© JUNGE FREIHEIT Verlag GmbH & Co. www.jungefreiheit.de 45/18 / 02. November 2018

Städte ersticken an EU-Vorschriften
Staub aufwirbeln
Florian Hoffmann

Unsere Technik ist etwas Wunderbares. Das Herz aller bewegten Maschinen – als monströse Dampfmaschine 1769 von James Watt erfunden – wurde 1814 von George Stephenson auf die Schiene gesetzt. Nicolaus A. Otto und Eugen Langen entwickelten daraus den viel kleineren Explosionsmotor (1876), den Carl Benz in eine Kutsche einbaute (1885). Die Gebrüder Wright haben ihn dann „beflügelt“ (1903). Zehn Jahre zuvor hatte Rudolf Diesel seinen genialen Selbstzünder zum Patent angemeldet.

Seine Erfindung zu ächten, würde uns heute bewegungsunfähig machen. Alle (!) Transporter, Lastkraftwagen, Schiffe, aber auch alle Panzer und fast alle U-Boote sind heute dieselgetrieben.

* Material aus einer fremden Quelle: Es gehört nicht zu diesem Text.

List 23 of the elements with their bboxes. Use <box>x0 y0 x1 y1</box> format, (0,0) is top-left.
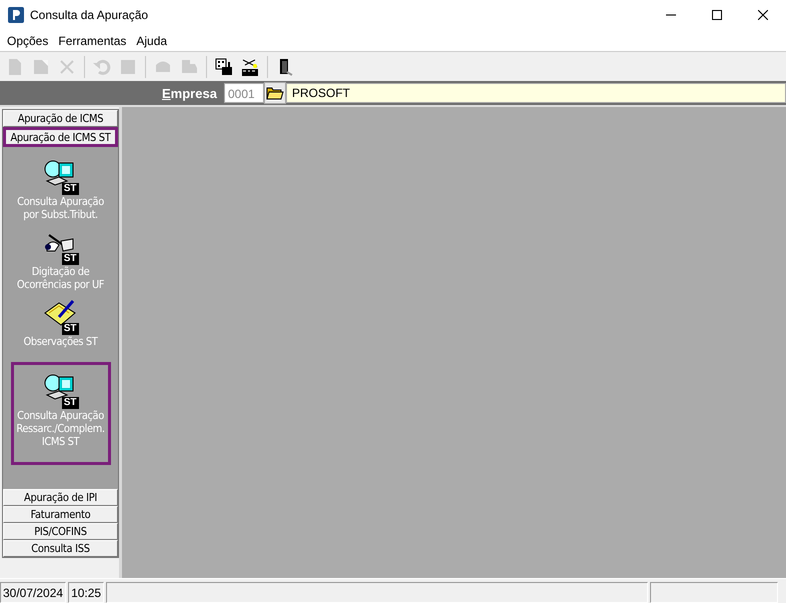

Seit der Erfindung des Turbodiesels braucht man nicht einmal mehr übelriechenden Rußfahnen auszuweichen. Der Selbstzünder galt als sauber, agil und kam in Mode. 2017 wurden in Deutschland mehr Diesel als Benziner neuangemeldet. Tendenziell wurde der Benziner zu Recht eine aussterbende Spezies, denn sein Verbrauch ist etwa 15 Prozent höher.

Ein dubioser Verein, geführt von Rainer Baake – ehemals Staatssekretär im Bundesumweltministerium unter Jürgen Trittin (Die Grünen) – und ein Problem, das keines ist, drehten den Trend wieder um. Das sind die namentlich unverdächtige Deutsche Umwelthilfe (DUH) und die Stickoxide.

Im hochverdichteten Turbodiesel verbrennt nicht nur der eingespritzte Kraftstoff zu CO2, sondern auch – in ganz geringen Mengen – Stickstoff aus der angesaugten Luft zu Stickoxiden, meist NO2. Das ist, wie CO2 ungefährlich – sagt jedenfalls Professor Dieter Köhler, einer der führenden Pneumologen, der feststellt: Wenn die EU-weiten gesetzlichen Grenzwerte von 40 Mikrogramm pro Kubikmeter Luft etwas mit der Realität zu tun hätten, müßte man nach dem Anzünden eines Adventskranzes das Zimmer verlassen. Oder anders: Ein Raucher sei beim Genuß einer Zigarette bis zu 200.000 Mikrogramm Stickoxid ausgesetzt und müßte danach eigentlich tot umfallen. Das alles ist ersichtlich abstrus. Köhler empfiehlt daher heute, den Grenzwert hochzusetzen, sieht dafür aber EU-seitig keinen Weg.

Genau an dieser Stelle muß man Köhler widersprechen. Demokratie geht anders. Unsinnige Vorschriften müssen öffentlich diskutiert und korrigiert werden. Wenn das bei sinnlosen EU-Grenzwerten nicht möglich wäre, würde es bedeuten, daß deutsche Innenstädte quasi an sinnlosen EU-Richtlinien ersticken sollen. Knapp die Hälfte aller deutschen Innenstädte registrierten im Jahresmittel eine Überschreitung. Würde man den Grenzwert auf 60 oder 100 Mikrogramm erhöhen, hätten die Bürger in den Städten kein Problem. Es bedürfte keiner wegverlängernden Sperrzonen. Und der Diesel könnte weiter fahren.






Florian Josef Hoffmann ist Rechtsanwalt  und Leiter des European Trust Institute.